Sposobem naprawy problemu będzie przeniesienie od 28 października operacji do Hongkongu ze Sztokholmu do Kopenhagi. Wraz ze zmianą portu wylotu, SAS zmieni też godziny slotów na lotnisku docelowym, tak aby zagwarantować swoim pasażerom lepsze godziny przesiadek. Po zmianie, samolot SAS będzie wylatywał z Hongkongu w późnych godzinach nocnych i pojawi się na lotnisku w Kopenhadze wcześnie rano, jeszcze przed europejską poranną falą wylotów.
Przewidziano następujący rozkład (czasy lokalne):
- SK965 Kopenhaga 20:55 - 14:45+1 Hong Kong (--34567);
- SK966 Hongkong 01:20 - 06:20 Kopenhaga (12--567).
Po zmianie portu wylotu nie zmieni się częstotliwość lotów na trasie - w dalszym ciągu połączenie realizowane będzie pięć razy w tygodniu. Zmianie ulegnie natomiast typ samolotu obsługującego trasę, z airbusa A330-300, który obsługiwał loty ze Sztokholmu na airbusa A340-300.
- Cieszymy się, że będziemy mogli zaoferować naszym pasażerom lepszy rozkład połączeń z atrakcyjnymi lotami nocnymi z oraz do portu lotniczego Kastrup. Oczywiście, to trochę przykre, że przenosimy się ze Sztokholmu, ale w tym wypadku Kopenhaga oferuje lepsze długoterminowe szanse rozwoju, które umożliwią nam dalszą poprawę poziomu obsługi pasażerów SAS - dodał Sandlund.

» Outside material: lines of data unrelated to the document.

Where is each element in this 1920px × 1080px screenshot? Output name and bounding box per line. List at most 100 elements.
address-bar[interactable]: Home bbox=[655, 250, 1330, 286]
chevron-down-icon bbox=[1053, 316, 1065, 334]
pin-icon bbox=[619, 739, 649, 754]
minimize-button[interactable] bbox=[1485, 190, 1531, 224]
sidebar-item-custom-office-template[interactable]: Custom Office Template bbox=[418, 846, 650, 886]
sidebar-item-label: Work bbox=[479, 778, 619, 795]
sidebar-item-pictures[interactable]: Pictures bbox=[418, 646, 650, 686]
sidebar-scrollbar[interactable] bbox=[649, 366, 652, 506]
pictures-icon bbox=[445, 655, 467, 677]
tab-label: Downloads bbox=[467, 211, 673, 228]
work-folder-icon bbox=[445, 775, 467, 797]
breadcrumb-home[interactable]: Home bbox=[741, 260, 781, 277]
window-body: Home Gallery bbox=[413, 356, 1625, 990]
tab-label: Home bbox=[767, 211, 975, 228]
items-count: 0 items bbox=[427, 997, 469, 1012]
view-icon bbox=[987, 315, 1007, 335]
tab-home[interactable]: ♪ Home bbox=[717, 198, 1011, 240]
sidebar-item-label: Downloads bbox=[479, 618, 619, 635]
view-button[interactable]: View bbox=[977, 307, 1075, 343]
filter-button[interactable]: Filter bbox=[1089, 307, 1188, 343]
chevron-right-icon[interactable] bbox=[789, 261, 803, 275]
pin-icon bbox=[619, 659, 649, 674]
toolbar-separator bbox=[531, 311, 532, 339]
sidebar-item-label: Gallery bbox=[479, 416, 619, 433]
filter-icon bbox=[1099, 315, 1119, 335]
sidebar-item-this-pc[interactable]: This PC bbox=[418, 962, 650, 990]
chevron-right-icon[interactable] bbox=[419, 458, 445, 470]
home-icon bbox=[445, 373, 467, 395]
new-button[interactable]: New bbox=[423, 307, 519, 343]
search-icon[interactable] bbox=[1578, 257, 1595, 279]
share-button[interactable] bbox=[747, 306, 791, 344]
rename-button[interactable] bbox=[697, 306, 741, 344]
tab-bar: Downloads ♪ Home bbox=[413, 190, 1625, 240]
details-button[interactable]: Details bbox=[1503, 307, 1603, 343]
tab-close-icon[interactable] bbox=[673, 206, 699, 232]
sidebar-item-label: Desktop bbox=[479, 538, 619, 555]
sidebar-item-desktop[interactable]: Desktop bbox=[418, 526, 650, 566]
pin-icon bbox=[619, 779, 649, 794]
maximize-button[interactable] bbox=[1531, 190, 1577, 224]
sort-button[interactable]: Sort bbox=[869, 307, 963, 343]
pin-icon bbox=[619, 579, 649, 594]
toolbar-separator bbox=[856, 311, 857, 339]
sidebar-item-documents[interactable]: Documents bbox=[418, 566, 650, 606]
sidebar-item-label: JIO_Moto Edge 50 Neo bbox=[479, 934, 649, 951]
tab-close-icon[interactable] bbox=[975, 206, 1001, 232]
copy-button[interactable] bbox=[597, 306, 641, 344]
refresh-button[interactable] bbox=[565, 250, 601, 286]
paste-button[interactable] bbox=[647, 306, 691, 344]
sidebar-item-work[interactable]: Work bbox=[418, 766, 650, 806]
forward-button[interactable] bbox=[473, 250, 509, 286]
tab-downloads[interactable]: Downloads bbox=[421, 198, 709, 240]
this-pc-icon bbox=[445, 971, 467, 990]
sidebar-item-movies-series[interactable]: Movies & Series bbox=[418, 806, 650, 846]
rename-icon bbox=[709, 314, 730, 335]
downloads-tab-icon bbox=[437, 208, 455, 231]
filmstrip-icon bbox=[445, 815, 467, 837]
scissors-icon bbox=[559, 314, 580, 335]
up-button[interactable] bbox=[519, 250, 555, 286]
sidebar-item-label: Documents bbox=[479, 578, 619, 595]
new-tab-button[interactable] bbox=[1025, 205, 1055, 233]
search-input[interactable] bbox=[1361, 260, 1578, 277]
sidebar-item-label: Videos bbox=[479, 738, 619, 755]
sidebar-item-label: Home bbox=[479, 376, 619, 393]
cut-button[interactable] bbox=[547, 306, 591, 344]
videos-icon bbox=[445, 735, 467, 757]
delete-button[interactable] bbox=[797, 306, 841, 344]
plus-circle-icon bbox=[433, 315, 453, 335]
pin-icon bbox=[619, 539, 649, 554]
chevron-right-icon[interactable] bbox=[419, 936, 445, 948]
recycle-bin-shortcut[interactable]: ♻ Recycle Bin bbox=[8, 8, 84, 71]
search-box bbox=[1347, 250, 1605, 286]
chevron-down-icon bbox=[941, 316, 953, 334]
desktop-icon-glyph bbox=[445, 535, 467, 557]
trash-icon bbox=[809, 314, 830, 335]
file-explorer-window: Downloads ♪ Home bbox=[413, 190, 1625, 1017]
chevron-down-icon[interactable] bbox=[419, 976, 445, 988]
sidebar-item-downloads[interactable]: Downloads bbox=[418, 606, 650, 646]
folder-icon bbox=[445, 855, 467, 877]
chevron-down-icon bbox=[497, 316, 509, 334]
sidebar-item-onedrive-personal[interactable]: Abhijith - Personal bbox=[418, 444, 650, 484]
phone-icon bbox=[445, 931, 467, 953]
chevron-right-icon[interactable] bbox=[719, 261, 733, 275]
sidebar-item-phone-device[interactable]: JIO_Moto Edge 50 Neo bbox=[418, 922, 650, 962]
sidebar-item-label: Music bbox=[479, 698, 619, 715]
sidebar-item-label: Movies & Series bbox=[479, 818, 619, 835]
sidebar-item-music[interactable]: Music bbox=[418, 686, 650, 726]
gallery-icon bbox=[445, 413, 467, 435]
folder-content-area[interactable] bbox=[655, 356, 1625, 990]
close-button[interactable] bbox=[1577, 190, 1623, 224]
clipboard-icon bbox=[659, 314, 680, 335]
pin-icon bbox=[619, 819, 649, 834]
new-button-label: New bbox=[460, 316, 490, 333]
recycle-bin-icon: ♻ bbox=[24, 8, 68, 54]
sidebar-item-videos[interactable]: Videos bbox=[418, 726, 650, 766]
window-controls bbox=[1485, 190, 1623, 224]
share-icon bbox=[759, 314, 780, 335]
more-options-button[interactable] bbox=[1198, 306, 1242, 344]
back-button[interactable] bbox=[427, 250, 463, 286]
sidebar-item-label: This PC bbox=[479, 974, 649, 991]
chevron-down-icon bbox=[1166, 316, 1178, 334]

Niewykluczone, że SAS nie będzie jedynym przewoźnikiem oferującym połączenia na trasie pomiędzy Kopenhagą i Hongkongiem. Od 12 maja linie lotnicze Cathay Pacific oferują na tej trasie trzy loty w tygodniu, do obsługi których wykorzystują airbusy A350-900. Połączenie zostało zainaugurowane jako sezonowe, wykonywane do 12 października, jednak bardzo prawdopodobne jest, że loty zyskają status połączenia całorocznego.